All sales are governed by, and the rights and obligations of the parties shall be construed and enforced in accordance with, the laws of State of Tennessee. Any dispute, controversy or claim shall be solely and finally settled by arbitration conducted in Memphis, Tennessee in accordance with the Commercial Arbitration rules of the American Arbitration Association then in force. The parties shall abide by all awards rendered in arbitration proceedings, and all such awards may be enforced and executed upon by any court having jurisdiction over the party against whom enforcement of such award is sought.
If any part or provision of these Terms is determined to be invalid, or unenforceable, this shall not affect the validity or enforceability of the remaining provisions of these Terms, which shall remain in effect.
SELLER DISCLAIMS ALL WARRANTIES, EXPRESS OR IMPLIED, ON PRODUCTS SOLD BY SELLER, INCLUDING ANY WARRANTIES OF MERCHANTABILITY, NON-INFRINGEMENT, OR FITNESS FOR A PARTICULAR PURPOSE. THIS DISCLAIMER BY SELLER IN NO WAY AFFECTS THE TERMS OF ANY WARRANTY PROVIDED BY THE MANUFACTURER OF THE PRODUCTS OR THE PROVIDER OF SERVICES SOLD BY SELLER.
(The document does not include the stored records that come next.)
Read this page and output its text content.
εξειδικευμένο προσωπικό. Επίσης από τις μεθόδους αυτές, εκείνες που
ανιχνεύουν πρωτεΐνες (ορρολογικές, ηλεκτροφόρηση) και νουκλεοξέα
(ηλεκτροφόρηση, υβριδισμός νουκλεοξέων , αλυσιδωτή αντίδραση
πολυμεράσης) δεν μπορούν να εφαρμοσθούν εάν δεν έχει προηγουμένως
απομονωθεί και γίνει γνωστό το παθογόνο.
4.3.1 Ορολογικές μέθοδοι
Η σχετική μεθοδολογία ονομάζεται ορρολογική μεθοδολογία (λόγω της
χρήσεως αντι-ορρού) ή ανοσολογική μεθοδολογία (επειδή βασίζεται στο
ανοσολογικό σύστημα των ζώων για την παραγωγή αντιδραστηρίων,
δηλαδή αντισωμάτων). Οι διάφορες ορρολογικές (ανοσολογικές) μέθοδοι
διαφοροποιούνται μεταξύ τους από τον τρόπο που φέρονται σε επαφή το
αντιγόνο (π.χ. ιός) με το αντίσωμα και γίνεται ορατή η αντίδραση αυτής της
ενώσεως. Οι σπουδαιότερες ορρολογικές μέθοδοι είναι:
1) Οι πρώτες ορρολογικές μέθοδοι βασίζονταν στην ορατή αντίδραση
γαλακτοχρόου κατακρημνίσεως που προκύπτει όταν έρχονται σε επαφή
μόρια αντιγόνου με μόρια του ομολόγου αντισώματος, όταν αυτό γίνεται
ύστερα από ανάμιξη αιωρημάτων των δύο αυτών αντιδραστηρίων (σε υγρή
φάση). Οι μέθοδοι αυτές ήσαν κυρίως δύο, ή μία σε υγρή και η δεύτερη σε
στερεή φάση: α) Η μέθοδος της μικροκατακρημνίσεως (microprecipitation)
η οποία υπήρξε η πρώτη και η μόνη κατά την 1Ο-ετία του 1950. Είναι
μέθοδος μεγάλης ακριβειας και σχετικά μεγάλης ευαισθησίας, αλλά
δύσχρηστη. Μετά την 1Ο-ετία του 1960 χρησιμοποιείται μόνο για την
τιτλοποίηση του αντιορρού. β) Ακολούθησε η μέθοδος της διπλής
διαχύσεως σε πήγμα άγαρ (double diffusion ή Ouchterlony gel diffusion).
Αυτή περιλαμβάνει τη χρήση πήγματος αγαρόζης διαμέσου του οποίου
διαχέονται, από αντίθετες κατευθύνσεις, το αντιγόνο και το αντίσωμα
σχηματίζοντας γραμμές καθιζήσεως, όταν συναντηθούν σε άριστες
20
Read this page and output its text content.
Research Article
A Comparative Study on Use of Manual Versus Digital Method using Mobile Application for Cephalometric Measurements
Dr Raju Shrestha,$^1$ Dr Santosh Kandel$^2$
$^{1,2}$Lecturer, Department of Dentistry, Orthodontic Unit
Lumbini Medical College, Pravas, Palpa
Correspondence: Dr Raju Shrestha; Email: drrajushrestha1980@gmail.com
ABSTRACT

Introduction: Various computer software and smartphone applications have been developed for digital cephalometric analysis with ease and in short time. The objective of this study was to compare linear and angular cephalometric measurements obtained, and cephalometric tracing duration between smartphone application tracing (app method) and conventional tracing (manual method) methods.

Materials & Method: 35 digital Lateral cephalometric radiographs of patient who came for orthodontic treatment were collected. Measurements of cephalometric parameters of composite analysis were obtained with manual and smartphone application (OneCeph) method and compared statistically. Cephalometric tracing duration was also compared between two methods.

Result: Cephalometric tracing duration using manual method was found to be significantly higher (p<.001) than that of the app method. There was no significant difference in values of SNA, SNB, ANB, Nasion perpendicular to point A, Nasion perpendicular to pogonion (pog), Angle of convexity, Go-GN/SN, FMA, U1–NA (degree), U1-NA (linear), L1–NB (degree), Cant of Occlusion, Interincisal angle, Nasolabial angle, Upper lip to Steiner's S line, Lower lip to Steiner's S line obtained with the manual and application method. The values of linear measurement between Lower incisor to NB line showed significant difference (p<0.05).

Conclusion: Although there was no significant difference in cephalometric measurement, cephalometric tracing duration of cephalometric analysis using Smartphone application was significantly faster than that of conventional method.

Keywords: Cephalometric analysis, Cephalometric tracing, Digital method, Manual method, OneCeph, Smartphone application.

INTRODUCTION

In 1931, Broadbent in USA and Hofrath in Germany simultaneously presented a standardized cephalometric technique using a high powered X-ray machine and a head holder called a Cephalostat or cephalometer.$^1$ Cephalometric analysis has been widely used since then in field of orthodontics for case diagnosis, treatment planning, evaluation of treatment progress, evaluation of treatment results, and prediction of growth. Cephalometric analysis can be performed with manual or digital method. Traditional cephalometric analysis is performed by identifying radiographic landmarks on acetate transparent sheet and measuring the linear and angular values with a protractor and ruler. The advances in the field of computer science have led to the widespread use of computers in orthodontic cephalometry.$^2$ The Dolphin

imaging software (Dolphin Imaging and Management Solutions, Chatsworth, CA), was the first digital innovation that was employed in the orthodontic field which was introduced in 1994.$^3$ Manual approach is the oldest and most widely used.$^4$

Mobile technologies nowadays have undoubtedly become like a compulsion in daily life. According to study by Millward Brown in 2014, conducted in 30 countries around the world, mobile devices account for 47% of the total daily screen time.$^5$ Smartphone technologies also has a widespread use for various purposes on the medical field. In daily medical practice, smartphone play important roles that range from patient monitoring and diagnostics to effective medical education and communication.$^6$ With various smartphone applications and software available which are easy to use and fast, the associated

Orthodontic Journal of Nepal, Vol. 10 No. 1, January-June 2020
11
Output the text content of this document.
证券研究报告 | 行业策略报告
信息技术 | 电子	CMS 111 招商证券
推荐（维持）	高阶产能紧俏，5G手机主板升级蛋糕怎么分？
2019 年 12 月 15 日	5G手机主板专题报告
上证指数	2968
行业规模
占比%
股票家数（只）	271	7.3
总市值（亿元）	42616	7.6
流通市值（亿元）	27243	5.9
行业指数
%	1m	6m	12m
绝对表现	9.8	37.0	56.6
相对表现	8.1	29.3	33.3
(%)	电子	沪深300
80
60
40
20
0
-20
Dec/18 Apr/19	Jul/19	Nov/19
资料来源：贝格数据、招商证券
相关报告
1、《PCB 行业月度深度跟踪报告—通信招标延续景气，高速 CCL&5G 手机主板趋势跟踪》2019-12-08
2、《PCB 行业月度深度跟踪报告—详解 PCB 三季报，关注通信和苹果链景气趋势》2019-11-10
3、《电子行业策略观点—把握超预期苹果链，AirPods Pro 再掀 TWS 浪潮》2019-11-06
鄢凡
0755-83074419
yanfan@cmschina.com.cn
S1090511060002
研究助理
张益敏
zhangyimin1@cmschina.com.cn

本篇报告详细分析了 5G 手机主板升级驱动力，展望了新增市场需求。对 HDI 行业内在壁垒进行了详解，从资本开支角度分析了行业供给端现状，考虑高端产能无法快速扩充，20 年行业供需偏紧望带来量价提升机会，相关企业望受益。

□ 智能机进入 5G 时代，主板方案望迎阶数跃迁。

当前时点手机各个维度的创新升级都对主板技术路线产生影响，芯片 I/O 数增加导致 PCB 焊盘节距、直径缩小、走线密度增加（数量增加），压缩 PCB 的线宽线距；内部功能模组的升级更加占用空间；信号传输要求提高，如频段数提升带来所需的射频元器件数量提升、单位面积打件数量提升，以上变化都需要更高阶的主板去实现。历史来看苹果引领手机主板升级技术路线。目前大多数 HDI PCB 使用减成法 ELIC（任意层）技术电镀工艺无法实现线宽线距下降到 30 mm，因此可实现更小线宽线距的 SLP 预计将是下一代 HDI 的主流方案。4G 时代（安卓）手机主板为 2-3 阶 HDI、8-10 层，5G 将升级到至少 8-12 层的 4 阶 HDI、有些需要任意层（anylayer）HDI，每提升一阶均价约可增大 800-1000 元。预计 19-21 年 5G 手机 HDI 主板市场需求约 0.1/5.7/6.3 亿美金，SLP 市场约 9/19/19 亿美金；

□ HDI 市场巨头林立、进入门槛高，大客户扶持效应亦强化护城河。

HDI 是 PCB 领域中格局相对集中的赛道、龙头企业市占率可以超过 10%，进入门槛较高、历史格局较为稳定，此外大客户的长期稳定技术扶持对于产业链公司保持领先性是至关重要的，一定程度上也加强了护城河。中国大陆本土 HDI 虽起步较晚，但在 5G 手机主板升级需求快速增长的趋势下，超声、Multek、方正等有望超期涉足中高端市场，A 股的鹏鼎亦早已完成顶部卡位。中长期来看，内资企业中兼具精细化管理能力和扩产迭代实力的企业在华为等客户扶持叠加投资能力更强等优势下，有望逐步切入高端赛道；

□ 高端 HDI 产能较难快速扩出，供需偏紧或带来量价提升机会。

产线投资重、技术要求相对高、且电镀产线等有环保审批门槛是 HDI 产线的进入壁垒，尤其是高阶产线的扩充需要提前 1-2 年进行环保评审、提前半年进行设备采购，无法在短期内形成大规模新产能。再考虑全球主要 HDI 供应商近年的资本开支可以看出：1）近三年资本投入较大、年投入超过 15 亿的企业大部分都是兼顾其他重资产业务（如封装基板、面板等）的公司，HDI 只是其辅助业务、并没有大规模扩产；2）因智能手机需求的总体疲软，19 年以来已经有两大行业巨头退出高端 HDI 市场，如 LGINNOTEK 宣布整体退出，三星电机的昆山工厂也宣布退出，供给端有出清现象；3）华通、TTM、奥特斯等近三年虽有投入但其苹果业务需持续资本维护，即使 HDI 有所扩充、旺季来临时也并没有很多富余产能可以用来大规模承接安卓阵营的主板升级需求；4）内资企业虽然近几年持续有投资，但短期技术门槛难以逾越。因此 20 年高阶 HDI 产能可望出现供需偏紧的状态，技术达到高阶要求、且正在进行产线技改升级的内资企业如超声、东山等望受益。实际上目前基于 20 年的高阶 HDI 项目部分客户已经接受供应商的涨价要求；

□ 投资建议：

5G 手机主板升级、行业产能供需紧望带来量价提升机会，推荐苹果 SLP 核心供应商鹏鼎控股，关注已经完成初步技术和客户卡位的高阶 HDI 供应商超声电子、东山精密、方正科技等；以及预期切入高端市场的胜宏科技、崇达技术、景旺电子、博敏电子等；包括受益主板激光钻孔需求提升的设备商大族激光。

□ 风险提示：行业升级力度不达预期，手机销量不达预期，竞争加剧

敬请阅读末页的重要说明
Failure to give Seller written notice of any claim related to the Products within 30 days after Buyer's receipt of the products, services, or material shall constitute a waiver by Buyer of all such claims, including claims for damaged or defective goods, shortage, negligence or any other cause whatsoever. Seller’s liability arising out of or related to the sale of the Products, whether in contract, tort, under any warranty, negligence or otherwise, shall not exceed the amount of the purchase price paid by Buyer to Seller, or in Seller’s sole discretion, the repair or replacement of the products at issue. Under no circumstances will Seller be liable for special, indirect, or consequential damages, including lost profits. The price stated for the Products is in consideration for limiting Seller’s liability as provided herein. No action, regardless of form, arising out of the transactions under these Terms and Conditions of Sale may be brought by Buyer more than one (1) year after the cause of action has accrued. Seller neither assumes nor authorizes any other person to assume for it any greater liability in connection with any sales of Products.